The aim of the paper is to expound on the concept of the digital divide and discuss why it is important in today’s media-dependent society.
The digital divide is perhaps one of the first concepts that come to mind when evaluating the social impact of ICTs on a country’s growth and development, one perceives that the use of digital media produces variations in the development opportunities of a people. The extent of this development will be heavily determined by the ability of individuals to access these technologies. Generally, the relationship between technology use and development is a direct one, for example, by not having internet access, a country is not able to impart IT knowledge to its citizens and hence cannot take advantage of the infinite amount of information available on the World Wide Web.

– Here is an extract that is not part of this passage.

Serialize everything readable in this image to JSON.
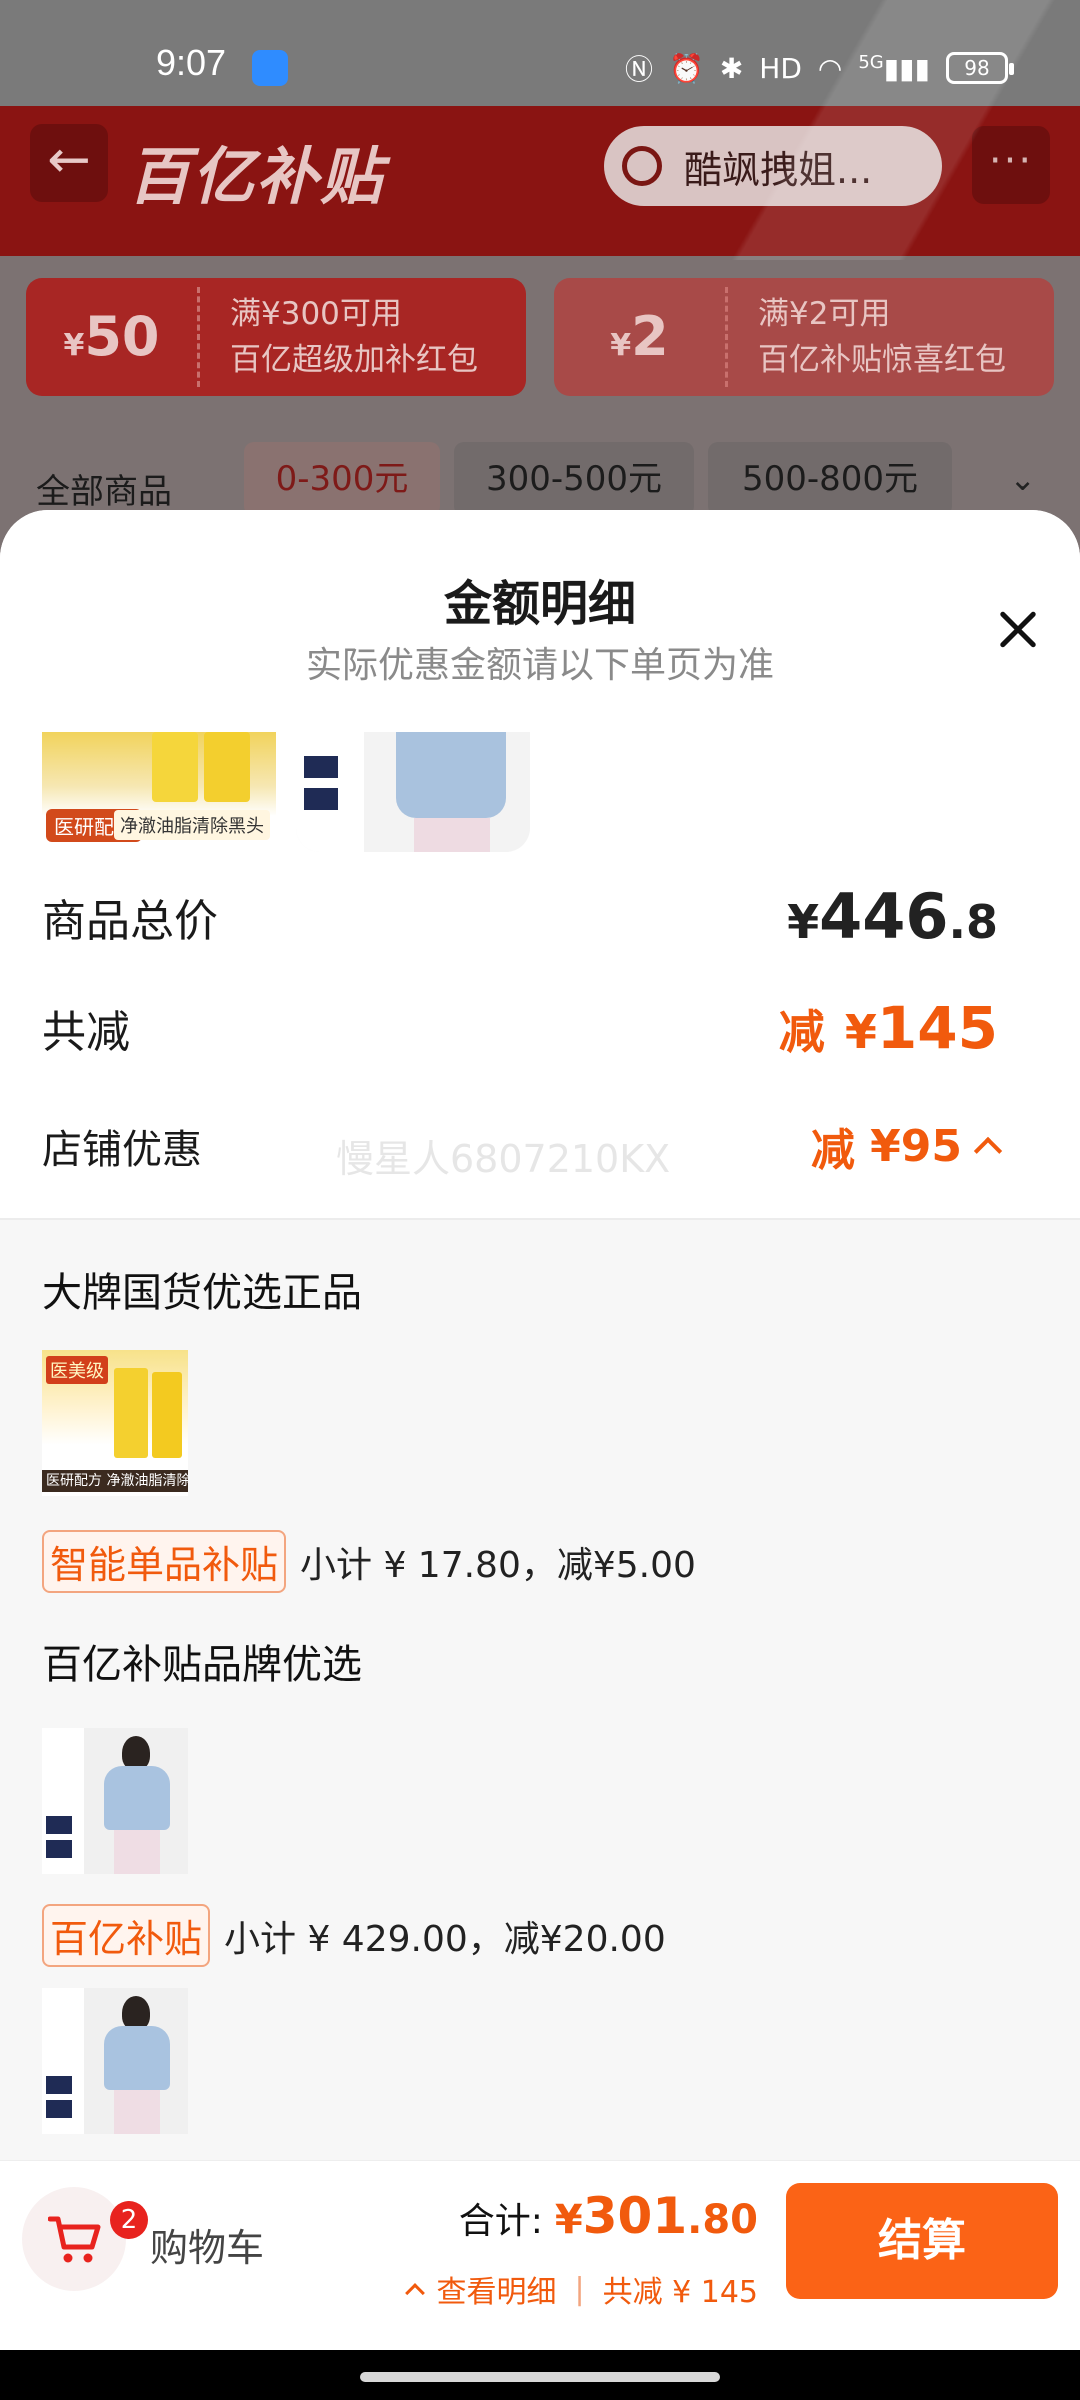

In contrast, richer countries have greater access to iCTs and the internet and can therefore reap the full benefits offered by these resources. These include e-commerce, e-business, e-democracy, and e-governance and these can help propel a nation’s economy and its citizens to higher levels and this places the poorer countries at a disadvantage in the global market.
Digital Divide Statistics
The UN’s specialized arm for telecommunications, the International Telecommunications Union (ITU) corroborates the concept mentioned above. Figures released by this agency reveal that the developing world has always lagged behind in terms of digital information access and use. This is illustrated below:
In 2004, the rate of internet penetration in developed countries was 8 times higher than that in developing countries.
In 2004, mobile phone users in developed nations were four times higher than that of developing countries.

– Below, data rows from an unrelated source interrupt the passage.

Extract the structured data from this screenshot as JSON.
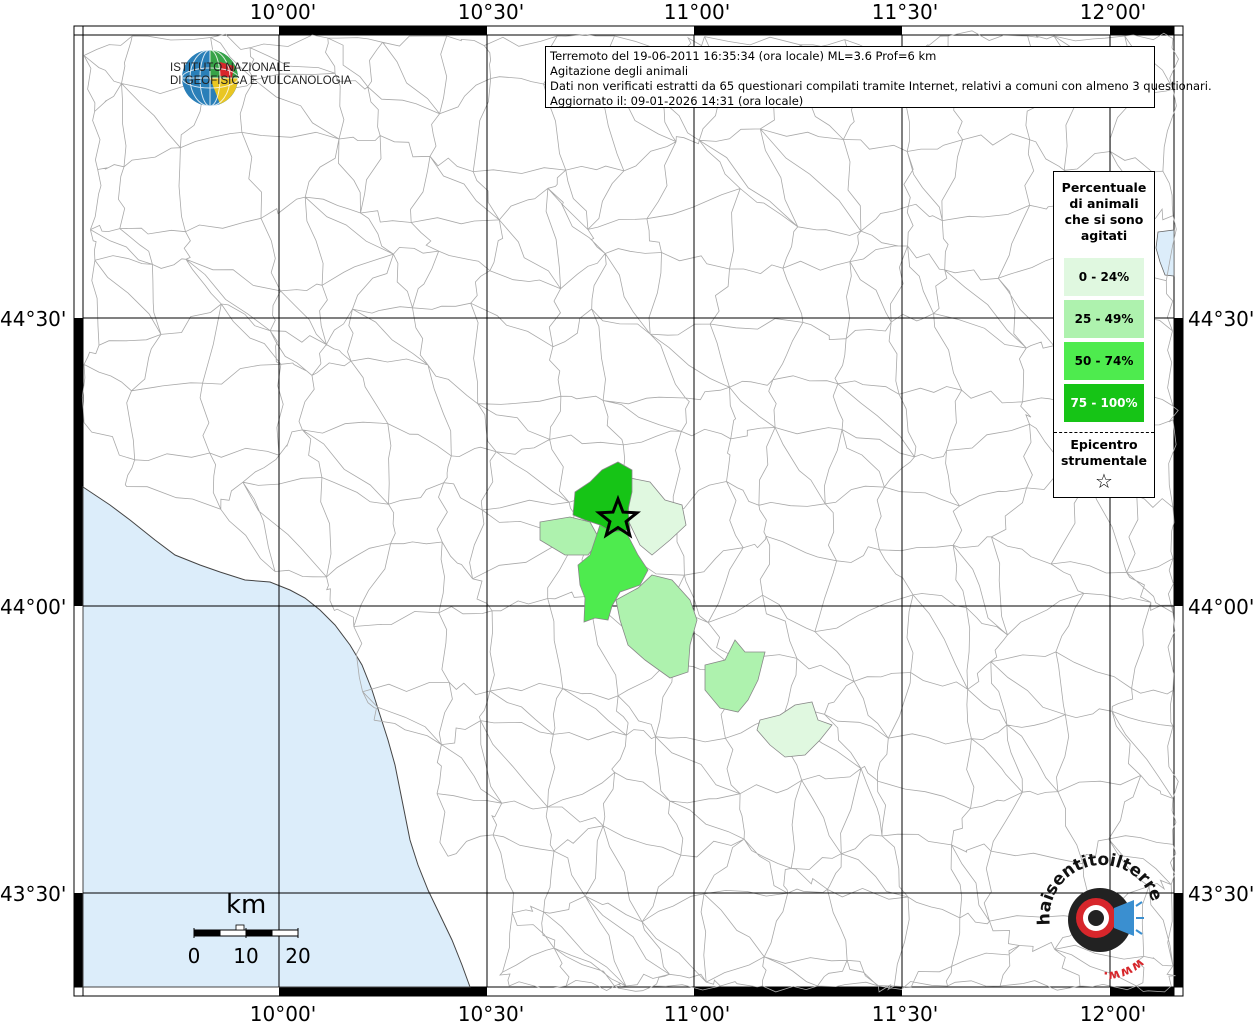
{
  "axes": {
    "lon_labels": [
      "10°00'",
      "10°30'",
      "11°00'",
      "11°30'",
      "12°00'"
    ],
    "lat_labels": [
      "44°30'",
      "44°00'",
      "43°30'"
    ]
  },
  "info": {
    "line1": "Terremoto del 19-06-2011 16:35:34 (ora locale) ML=3.6 Prof=6 km",
    "line2": "Agitazione degli animali",
    "line3": "Dati non verificati estratti da 65 questionari compilati tramite Internet, relativi a comuni con almeno 3 questionari.",
    "line4": "Aggiornato il: 09-01-2026 14:31 (ora locale)"
  },
  "ingv": {
    "line1": "ISTITUTO NAZIONALE",
    "line2": "DI GEOFISICA E VULCANOLOGIA"
  },
  "legend": {
    "title": "Percentuale di animali che si sono agitati",
    "items": [
      {
        "label": "0 - 24%",
        "color": "#e0f8e0",
        "text_color": "#000000"
      },
      {
        "label": "25 - 49%",
        "color": "#aef2ae",
        "text_color": "#000000"
      },
      {
        "label": "50 - 74%",
        "color": "#4eeb4e",
        "text_color": "#000000"
      },
      {
        "label": "75 - 100%",
        "color": "#16c416",
        "text_color": "#ffffff"
      }
    ],
    "epicenter_label": "Epicentro strumentale",
    "epicenter_symbol": "☆"
  },
  "scale": {
    "unit": "km",
    "ticks": [
      "0",
      "10",
      "20"
    ]
  },
  "hst_logo": {
    "brand": "haisentitoilterremoto.it",
    "prefix": "www."
  },
  "colors": {
    "sea": "#dcedfa",
    "border_gray": "#999999",
    "grid": "#000000"
  }
}
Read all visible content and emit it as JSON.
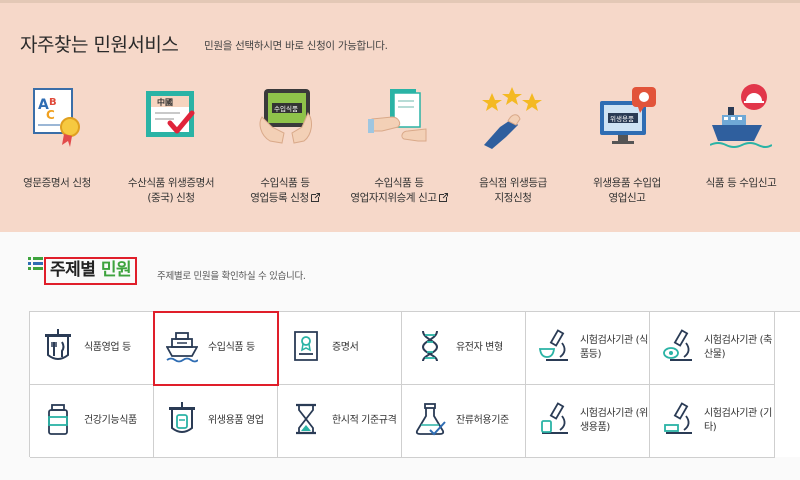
{
  "banner": {
    "title": "자주찾는 민원서비스",
    "subtitle": "민원을 선택하시면 바로 신청이 가능합니다.",
    "services": [
      {
        "icon": "certificate-abc-icon",
        "line1": "영문증명서 신청",
        "line2": ""
      },
      {
        "icon": "china-certificate-icon",
        "line1": "수산식품 위생증명서",
        "line2": "(중국) 신청",
        "sign_text": "中國"
      },
      {
        "icon": "tablet-import-food-icon",
        "line1": "수입식품 등",
        "line2": "영업등록 신청",
        "sign_text": "수입식품",
        "external": true
      },
      {
        "icon": "handover-document-icon",
        "line1": "수입식품 등",
        "line2": "영업자지위승계 신고",
        "external": true
      },
      {
        "icon": "stars-rating-icon",
        "line1": "음식점 위생등급",
        "line2": "지정신청"
      },
      {
        "icon": "monitor-hygiene-product-icon",
        "line1": "위생용품 수입업",
        "line2": "영업신고",
        "sign_text": "위생용품"
      },
      {
        "icon": "ship-food-cloche-icon",
        "line1": "식품 등 수입신고",
        "line2": ""
      }
    ]
  },
  "topics": {
    "title_part1": "주제별",
    "title_part2": "민원",
    "subtitle": "주제별로 민원을 확인하실 수 있습니다.",
    "accent_color": "#3ea33e",
    "highlight_color": "#e01e2a",
    "items": [
      {
        "icon": "restaurant-sign-icon",
        "label": "식품영업 등",
        "highlighted": false
      },
      {
        "icon": "ship-icon",
        "label": "수입식품 등",
        "highlighted": true
      },
      {
        "icon": "certificate-document-icon",
        "label": "증명서",
        "highlighted": false
      },
      {
        "icon": "dna-icon",
        "label": "유전자 변형",
        "highlighted": false
      },
      {
        "icon": "microscope-food-icon",
        "label": "시험검사기관 (식품등)",
        "highlighted": false
      },
      {
        "icon": "microscope-meat-icon",
        "label": "시험검사기관 (축산물)",
        "highlighted": false
      },
      {
        "icon": "supplement-jar-icon",
        "label": "건강기능식품",
        "highlighted": false
      },
      {
        "icon": "hygiene-shop-sign-icon",
        "label": "위생용품 영업",
        "highlighted": false
      },
      {
        "icon": "hourglass-icon",
        "label": "한시적 기준규격",
        "highlighted": false
      },
      {
        "icon": "flask-check-icon",
        "label": "잔류허용기준",
        "highlighted": false
      },
      {
        "icon": "microscope-hygiene-icon",
        "label": "시험검사기관 (위생용품)",
        "highlighted": false
      },
      {
        "icon": "microscope-other-icon",
        "label": "시험검사기관 (기타)",
        "highlighted": false
      }
    ]
  }
}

Further statistics from the ITU indicate that in 2004, less than 3% of the population in developing countries used the internet, a small figure in comparison to 50% among the G8 nations. The G8 nations, home to approximately 15% of the world’s population, have almost the same number of internet users as the rest of the world, the G8 nations also account for 34% of mobile users in the world (ITU, 2005, para. 4).
Besides creating economic disparities between the poor and rich, the digital divide has also created gaps between the young and old (Divided by Technology, n. d., para. 5). Only a third of the 35 million Americans over age 65 use the internet while almost 90% of persons aged between 18 to 40 years olds. This leaves the old out of touch with society and even those businesses that operate online. They also lack access to the vast amount of information available on the internet and for those that operate businesses, accessing the online market can become a challenge.
Divided by Technology. (N. d). The Impact of the Global Digital Divide. Web.
ITU. (2005). The Digital Divide at a Glance. Web.
OECD. (2001). Understanding the Digital Divide. Paris: OECD Publications.